= Blue Peacock =

Proposed British tactical nuclear weapon

Blue Peacock, renamed from Blue Bunny and originally Brown Bunny, was a British tactical nuclear weapon project in the 1950s.

The project's goal was to store a number of ten-kiloton nuclear land mines in Germany. These mines were intended to be placed on the North German Plain and detonated by wire or an eight-day timer in the event of Soviet invasion from the east.

==Design==
Blue Peacock was designed after the free-falling Blue Danube and weighed 7.2 long tons (7,300 kg). A total of two firing units were built: the casing and the warhead. Due to its large steel casing, it had to be tested outdoors in a flooded gravel pit near Sevenoaks in Kent.
Since the bomb would be unattended, anti-tampering devices were also used. The casing was pressurized, and pressure and tilt switches were added. The warhead could be detonated via three methods: a wire located 3 mile away, an eight-day timer, or anti-tampering devices. Once armed, Blue Peacock would detonate ten seconds after being moved, if the casing lost pressure, or if it was filled with water.

==Project history==
The project was developed at the Royal Armament Research and Development Establishment (RARDE) at Fort Halstead in Kent in 1954.

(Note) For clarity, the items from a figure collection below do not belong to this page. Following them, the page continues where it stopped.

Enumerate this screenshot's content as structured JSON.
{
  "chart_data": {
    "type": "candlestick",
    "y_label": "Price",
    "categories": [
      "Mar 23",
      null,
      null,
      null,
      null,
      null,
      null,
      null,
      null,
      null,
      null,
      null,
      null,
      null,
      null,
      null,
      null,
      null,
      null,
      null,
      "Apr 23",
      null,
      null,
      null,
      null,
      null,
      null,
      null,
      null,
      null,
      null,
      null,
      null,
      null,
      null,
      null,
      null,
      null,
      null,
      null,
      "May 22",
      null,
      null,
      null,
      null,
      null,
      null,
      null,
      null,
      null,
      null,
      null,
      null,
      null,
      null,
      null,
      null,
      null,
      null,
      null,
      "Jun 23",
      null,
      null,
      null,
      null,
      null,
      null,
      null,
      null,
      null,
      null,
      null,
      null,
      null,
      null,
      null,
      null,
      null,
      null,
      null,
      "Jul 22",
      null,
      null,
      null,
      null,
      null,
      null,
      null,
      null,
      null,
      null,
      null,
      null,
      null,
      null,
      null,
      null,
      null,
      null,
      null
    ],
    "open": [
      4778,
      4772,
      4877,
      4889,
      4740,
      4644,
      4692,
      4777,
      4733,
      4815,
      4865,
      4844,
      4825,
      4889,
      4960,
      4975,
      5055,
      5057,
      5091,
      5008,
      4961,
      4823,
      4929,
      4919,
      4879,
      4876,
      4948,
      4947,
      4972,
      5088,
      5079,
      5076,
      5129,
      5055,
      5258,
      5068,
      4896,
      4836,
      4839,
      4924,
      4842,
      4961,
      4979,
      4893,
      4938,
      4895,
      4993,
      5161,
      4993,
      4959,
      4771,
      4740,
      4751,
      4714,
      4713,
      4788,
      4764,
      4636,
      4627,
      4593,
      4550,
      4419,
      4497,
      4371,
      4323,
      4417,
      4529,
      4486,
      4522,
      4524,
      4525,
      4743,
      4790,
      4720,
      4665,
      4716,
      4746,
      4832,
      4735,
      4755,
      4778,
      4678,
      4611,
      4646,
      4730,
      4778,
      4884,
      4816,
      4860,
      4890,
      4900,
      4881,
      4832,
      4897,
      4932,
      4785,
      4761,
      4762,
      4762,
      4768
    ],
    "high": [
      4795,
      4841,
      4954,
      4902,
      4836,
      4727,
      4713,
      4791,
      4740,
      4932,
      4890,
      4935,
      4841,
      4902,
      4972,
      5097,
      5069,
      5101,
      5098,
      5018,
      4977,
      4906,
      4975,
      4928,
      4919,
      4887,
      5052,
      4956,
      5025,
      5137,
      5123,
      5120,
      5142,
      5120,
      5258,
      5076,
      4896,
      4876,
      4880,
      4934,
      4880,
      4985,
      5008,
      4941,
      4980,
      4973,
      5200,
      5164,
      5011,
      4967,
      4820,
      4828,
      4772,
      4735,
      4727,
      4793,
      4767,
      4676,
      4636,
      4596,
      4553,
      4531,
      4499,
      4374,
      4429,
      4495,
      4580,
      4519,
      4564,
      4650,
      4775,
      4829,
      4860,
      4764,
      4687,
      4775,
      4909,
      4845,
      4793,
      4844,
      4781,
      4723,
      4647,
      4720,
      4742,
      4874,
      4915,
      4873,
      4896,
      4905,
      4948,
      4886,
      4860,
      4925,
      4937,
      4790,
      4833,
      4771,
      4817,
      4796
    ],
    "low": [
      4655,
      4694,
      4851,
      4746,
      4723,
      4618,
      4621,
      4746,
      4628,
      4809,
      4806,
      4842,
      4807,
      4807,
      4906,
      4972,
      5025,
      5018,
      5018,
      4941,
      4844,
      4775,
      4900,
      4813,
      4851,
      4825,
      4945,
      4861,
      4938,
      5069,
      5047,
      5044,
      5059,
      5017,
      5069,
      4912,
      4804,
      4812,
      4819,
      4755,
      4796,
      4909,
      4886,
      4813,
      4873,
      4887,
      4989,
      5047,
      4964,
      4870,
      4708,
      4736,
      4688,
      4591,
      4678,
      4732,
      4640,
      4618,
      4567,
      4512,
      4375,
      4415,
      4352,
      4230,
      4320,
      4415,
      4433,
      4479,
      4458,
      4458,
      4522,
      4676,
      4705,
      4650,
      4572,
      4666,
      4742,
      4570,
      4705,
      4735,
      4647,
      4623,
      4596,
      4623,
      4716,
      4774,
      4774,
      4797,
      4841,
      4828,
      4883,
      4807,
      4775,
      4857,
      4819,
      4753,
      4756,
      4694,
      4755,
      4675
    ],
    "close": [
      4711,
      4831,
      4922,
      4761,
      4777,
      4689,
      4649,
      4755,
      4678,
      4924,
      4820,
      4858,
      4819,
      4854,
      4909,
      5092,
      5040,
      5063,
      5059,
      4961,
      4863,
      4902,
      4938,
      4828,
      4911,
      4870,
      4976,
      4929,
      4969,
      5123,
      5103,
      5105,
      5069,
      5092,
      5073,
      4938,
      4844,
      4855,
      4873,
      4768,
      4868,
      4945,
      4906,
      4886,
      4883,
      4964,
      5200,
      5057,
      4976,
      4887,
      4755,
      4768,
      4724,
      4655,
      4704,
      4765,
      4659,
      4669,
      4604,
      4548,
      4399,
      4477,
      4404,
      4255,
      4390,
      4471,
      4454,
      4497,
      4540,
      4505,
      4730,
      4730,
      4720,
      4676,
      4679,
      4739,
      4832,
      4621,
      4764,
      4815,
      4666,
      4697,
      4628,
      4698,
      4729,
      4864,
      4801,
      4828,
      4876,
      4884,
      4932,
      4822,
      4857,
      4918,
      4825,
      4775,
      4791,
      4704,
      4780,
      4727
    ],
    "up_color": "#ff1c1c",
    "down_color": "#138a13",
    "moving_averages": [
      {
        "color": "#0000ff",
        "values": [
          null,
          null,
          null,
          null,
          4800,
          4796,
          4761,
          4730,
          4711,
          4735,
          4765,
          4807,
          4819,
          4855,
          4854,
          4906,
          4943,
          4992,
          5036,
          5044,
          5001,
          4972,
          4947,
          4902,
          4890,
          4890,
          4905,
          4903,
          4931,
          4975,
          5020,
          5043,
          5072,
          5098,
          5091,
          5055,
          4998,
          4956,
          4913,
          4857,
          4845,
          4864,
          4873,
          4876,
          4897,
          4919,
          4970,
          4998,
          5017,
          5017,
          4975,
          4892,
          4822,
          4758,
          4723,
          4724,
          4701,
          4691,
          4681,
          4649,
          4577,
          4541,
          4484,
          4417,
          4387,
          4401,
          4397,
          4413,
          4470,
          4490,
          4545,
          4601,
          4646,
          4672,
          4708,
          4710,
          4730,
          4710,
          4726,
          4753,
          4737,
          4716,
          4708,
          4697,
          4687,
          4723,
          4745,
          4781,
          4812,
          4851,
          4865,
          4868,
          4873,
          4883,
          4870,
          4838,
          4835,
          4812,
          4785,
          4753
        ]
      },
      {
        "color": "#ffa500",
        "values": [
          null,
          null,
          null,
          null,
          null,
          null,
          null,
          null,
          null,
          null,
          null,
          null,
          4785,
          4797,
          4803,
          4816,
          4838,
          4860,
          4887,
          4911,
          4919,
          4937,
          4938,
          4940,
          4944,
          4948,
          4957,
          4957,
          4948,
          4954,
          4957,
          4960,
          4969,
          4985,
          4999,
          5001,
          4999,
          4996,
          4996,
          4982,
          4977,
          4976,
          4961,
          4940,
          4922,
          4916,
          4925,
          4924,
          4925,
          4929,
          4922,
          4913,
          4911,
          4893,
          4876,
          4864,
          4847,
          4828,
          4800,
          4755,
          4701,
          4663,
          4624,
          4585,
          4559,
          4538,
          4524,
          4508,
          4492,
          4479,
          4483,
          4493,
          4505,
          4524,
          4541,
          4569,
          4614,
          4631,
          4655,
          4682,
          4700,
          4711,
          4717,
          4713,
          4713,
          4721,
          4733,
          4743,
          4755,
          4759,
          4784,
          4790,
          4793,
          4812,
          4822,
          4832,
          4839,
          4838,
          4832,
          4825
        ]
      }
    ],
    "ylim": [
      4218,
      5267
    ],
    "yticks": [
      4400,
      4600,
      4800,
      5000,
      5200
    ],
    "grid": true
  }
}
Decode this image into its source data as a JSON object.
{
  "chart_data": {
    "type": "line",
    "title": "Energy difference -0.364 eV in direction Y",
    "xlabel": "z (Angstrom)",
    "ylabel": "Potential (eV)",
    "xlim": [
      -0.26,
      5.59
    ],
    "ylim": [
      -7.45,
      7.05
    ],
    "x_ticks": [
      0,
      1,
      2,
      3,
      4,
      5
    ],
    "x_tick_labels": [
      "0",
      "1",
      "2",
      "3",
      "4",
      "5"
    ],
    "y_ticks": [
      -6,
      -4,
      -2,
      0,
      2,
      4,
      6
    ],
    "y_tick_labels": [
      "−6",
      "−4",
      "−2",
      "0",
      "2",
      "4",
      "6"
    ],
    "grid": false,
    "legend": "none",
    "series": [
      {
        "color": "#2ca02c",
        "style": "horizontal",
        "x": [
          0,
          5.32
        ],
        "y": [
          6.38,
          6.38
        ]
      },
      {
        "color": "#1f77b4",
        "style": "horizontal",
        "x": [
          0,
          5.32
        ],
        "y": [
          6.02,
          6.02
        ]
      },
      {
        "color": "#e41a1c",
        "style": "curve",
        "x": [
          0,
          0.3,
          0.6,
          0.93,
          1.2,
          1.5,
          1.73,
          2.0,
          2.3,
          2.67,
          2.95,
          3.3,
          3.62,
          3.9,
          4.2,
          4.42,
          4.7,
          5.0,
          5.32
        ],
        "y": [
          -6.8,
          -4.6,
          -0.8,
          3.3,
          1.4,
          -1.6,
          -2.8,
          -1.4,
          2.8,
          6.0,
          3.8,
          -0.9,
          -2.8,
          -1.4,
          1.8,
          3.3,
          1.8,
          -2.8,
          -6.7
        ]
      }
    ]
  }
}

In July 1957 the British Army ordered ten Blue Peacocks for use in Germany, under the cover story that they were atomic power units for troops in the field. In the end, though, the Ministry of Defence cancelled the project in February 1958. It was judged that the risks posed by the nuclear fallout and the political aspects of preparing for destruction and contamination of allied territory were too high to justify.

==Chicken-powered nuclear bomb==
A technical problem is that during winter, the temperature of buried devices can drop quickly, creating a possibility that the mechanisms of the mine will cease working due to low temperatures in the winter. Various methods were studied to solve this problem, such as wrapping the bombs in insulating blankets.

One proposal suggested that live chickens would be sealed inside the casing, with a supply of food and water. They would remain alive for approximately a week. Their body heat would apparently have been sufficient to keep the mine's components at a working temperature. This proposal was sufficiently outlandish that it was taken as an April Fool's Day joke when the Blue Peacock file was declassified on 1 April 2004. Tom O'Leary, head of education and interpretation at the National Archives, replied to the media that, "It does seem like an April Fool but it most certainly is not. The Civil Service does not do jokes."